終焉を望む舞華、千春さん、芦屋さん。中立のリサ。そして、現状維持を望む沙耶。一人くらいは『魔女ハウス』という歪なモラトリアムを継続したいと願う者が居ても、さして違和感はない。
「……まあ、沙耶の言い分を完全に肯定することはできないかもな。俺の目的は“あの子”を探すこと。“あの子”の目的は自分を見つけてもらうこと。魔女の目的は俺をダマすこと。
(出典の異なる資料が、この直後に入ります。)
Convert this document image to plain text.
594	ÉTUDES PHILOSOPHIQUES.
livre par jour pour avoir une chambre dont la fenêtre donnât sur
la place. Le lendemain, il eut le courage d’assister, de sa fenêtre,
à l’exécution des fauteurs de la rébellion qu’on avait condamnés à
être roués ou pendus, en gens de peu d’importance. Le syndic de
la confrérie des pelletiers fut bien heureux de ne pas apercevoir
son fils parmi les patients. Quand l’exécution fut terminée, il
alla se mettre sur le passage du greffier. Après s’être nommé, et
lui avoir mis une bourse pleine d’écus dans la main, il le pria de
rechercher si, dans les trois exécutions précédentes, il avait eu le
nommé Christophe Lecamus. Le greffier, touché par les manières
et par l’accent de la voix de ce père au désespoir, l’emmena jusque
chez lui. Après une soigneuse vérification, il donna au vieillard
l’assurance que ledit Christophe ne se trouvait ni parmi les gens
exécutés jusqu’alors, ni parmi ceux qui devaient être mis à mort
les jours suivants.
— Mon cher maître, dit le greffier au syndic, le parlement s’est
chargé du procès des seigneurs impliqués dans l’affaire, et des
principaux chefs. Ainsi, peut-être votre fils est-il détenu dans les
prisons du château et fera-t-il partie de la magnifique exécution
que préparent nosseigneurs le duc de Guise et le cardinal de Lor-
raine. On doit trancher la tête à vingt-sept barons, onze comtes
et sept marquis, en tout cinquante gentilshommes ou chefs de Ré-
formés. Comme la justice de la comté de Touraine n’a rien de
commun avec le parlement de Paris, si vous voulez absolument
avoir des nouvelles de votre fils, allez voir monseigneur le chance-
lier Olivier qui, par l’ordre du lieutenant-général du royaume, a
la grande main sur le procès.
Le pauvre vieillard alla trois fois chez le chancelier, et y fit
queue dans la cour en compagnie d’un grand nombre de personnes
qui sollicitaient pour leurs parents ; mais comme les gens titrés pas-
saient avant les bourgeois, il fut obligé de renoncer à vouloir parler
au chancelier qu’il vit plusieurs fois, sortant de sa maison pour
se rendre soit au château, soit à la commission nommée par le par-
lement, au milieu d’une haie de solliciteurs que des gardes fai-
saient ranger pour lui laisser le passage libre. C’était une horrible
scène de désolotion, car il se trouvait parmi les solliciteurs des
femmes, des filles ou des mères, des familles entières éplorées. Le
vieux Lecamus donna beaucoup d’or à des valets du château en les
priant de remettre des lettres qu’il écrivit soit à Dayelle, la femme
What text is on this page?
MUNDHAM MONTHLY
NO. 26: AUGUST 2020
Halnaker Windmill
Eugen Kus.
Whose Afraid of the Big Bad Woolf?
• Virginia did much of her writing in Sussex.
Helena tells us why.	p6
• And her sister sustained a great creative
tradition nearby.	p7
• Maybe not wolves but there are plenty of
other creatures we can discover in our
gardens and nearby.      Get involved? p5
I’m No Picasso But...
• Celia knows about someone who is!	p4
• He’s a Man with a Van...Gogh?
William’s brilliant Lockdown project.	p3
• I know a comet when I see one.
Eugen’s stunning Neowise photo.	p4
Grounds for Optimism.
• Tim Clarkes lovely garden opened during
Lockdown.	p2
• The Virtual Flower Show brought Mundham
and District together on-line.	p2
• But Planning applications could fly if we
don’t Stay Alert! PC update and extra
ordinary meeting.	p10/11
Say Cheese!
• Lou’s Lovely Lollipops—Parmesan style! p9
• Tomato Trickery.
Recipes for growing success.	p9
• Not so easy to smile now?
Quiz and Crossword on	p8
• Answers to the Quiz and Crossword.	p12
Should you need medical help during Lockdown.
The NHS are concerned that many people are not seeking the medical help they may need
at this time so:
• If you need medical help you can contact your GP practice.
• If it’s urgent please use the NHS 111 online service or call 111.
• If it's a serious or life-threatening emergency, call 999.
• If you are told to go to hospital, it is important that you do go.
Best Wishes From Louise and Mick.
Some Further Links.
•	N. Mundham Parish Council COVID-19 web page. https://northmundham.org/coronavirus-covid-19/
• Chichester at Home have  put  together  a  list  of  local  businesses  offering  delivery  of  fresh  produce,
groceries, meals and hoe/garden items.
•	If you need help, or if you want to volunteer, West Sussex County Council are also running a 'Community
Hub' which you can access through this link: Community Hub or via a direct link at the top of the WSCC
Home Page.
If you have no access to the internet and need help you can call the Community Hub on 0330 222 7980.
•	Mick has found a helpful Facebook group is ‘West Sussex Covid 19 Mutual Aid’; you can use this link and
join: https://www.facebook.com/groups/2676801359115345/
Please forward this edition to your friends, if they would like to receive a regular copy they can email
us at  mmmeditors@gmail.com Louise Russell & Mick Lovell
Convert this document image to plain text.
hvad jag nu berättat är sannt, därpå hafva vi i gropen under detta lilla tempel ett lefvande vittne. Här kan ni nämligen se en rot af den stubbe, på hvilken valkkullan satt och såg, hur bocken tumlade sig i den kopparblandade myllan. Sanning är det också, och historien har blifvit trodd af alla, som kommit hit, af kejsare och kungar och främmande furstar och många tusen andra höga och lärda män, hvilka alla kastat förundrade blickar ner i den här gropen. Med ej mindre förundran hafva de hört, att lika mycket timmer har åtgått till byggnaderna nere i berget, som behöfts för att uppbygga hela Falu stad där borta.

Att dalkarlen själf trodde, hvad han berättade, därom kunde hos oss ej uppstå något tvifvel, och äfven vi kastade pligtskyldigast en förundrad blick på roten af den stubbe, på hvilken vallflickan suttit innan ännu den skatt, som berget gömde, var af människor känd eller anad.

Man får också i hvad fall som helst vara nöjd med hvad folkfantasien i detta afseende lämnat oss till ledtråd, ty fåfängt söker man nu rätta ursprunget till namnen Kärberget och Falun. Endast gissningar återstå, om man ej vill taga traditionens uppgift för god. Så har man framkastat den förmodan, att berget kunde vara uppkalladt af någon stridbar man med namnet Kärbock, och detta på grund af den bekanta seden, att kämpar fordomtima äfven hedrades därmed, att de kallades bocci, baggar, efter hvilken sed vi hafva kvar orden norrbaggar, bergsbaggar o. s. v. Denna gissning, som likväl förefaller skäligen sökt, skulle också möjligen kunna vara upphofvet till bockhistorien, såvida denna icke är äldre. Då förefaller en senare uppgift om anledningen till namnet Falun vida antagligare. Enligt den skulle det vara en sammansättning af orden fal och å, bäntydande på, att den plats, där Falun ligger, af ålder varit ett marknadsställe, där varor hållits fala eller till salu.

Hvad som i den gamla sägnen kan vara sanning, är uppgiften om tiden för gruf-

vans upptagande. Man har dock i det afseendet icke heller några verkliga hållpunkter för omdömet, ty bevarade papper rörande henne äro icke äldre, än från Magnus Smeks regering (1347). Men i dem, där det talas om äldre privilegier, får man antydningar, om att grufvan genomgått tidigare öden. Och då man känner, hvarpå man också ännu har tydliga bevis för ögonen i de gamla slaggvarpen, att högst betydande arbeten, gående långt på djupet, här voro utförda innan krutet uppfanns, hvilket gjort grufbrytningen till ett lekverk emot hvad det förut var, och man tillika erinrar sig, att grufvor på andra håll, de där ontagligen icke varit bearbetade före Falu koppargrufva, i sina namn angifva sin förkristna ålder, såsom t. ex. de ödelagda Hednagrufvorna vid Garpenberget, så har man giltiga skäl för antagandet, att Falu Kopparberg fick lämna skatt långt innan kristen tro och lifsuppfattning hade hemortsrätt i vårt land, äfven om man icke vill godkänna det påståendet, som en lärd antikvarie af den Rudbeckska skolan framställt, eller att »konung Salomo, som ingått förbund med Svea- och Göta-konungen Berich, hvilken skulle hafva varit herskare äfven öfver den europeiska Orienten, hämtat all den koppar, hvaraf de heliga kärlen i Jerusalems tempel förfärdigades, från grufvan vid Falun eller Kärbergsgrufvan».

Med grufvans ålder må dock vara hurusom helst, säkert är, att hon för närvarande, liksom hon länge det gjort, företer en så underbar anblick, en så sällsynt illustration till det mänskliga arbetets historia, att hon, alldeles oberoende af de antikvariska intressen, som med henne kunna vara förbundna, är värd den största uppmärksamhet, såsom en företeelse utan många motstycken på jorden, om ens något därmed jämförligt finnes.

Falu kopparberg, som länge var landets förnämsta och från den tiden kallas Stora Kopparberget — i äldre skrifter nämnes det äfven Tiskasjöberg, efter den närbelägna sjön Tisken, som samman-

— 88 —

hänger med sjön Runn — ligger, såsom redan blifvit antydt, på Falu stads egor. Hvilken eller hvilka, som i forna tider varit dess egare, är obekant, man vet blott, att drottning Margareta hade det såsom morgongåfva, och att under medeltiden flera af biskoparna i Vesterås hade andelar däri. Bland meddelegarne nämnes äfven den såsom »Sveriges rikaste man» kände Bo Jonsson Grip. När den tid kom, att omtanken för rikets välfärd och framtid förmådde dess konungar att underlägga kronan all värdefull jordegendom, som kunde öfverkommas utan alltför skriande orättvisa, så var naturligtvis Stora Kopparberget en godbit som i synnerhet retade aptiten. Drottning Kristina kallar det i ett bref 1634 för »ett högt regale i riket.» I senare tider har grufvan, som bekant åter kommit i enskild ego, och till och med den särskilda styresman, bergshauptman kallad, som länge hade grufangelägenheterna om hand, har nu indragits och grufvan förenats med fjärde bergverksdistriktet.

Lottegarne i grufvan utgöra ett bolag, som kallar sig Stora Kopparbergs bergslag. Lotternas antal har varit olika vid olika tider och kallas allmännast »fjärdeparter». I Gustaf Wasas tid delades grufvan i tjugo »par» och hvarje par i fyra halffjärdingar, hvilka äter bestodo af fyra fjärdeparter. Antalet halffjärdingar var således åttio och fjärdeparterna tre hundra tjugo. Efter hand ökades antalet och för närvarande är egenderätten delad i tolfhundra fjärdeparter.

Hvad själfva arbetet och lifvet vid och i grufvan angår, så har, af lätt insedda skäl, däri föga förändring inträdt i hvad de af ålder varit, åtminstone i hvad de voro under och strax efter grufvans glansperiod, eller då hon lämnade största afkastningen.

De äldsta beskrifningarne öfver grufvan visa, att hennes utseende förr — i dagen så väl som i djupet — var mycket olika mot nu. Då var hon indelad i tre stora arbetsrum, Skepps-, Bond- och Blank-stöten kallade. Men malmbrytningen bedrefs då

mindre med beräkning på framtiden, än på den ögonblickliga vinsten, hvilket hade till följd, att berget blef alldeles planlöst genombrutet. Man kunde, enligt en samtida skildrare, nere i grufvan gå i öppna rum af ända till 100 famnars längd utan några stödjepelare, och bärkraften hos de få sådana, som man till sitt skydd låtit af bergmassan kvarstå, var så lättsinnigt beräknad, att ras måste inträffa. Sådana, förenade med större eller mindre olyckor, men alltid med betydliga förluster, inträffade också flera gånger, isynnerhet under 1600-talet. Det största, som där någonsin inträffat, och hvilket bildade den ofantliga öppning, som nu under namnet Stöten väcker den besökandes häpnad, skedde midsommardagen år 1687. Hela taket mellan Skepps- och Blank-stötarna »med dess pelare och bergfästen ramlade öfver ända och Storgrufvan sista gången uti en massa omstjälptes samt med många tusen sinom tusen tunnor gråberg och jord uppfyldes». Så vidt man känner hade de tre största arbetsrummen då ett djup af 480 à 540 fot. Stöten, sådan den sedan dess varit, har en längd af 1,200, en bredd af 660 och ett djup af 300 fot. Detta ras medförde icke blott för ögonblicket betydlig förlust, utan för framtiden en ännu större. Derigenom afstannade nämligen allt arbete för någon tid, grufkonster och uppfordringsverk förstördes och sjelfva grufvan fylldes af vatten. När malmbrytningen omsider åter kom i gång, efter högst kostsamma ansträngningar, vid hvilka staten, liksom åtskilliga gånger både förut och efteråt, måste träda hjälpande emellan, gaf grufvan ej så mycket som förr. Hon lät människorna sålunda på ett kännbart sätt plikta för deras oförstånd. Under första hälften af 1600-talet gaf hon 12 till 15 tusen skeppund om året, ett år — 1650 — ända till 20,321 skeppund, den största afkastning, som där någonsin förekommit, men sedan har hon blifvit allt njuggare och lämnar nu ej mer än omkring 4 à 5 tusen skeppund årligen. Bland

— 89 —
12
それを考えれば、この生活を続けたいってのは、感情として正しいとは言い切れないよ」
「そ、そうですよね……自分でも、甘いなって思います」
ため息混じりに俯き、肩を落とす沙耶。
「でも、完全に間違い、ってわけでもないんじゃねぇかな。そりゃあルールだけ考えれば現状維持を望むなんてヘンな話だけど……感情って、ルールでどうこうできるもんでもないし」
そんな彼女を諭すように、俺は現時点での、ありのままの心情を告げることにする。
「それに、楽しく過ごしてたのは俺も同じだ。多分リサも、舞華も、千春さんも、芦屋さんも。みんな、少なからずそういう気持ちはあったんじゃないかな。きっと、沙耶だけってわけじゃない。俺たちはみんなで、それがおかしいことだと分かった上で、正しくない感情を抱きながら過ごしてきたんだ」
隠し事だらけの日々を好ましく思うなんて、どう考えてもおかしな話である。
けれども、彼女たちと笑い合ってきたのはどうしようもないくらい事実だ。どうしてそんなことになったのかは分からんが、そんな日々を愛おしく感じてしまうのもまた事実だ。
「だから、俺は沙耶の言葉を否定しないよ。たとえ君が、俺をダマしているのだとしても」
仮に沙耶が魔女であるのなら、俺は彼女を許せるかどうかは分からない。
しかし正体が何であれ誰であれ、『楽しかった』という事実だけは否定したくない。
そんな意味を込めて、俺は彼女の疑問に回答した。
「……ふふ、あなたは本当に不思議な人ですね。正体が分かってないままでも、私に優しくするなんて。私、ケッコーおかしなこと言ってると思いますよ?」
「はは、今更だろ。そもそも魔女ハウスの前提がおかしいんだ。おかしな関係なんだから、おかしいことを言われたって何の不思議もないじゃないか」
「ふふっ、それは言えてるかもです」
口元を抑え、彼女は上品に笑う。
厚い唇に、淡い紅のリップ。やはり何度見ても、年下とは思えないほどに妖艶だ。気を抜くと、一瞬で見惚れそうになる。
「じゃあ、大河さん? おかしなことついでに、もうひとつヘンなことを言っても良いですか?」
「へ? まあ、別に良いけど……」
再び視線を合わせると、彼女は二つ目の問いを投げかけてきた。
「え、えっと、ですね? こう見えて、私ってすごく心が脆くて、打たれ弱いんです。大学でひとりぼっちの時も、実はすごく寂しかったり。私は……一人じゃ、何もできないんです」
「お、おう?」
言葉の意図が汲み取れず、首を傾けて聞き返す。
「だから、大河さんにお願いです」
しかし聞き返したのも束の間、彼女は突然俺の両肩を掴むと、
「もし私がピンチになって、どうしようもなくなったら──その時は、私を助けてくれませんか?」
意図は不明瞭なまま。
それでいて嫌に儚げな表情で、そう告げていた。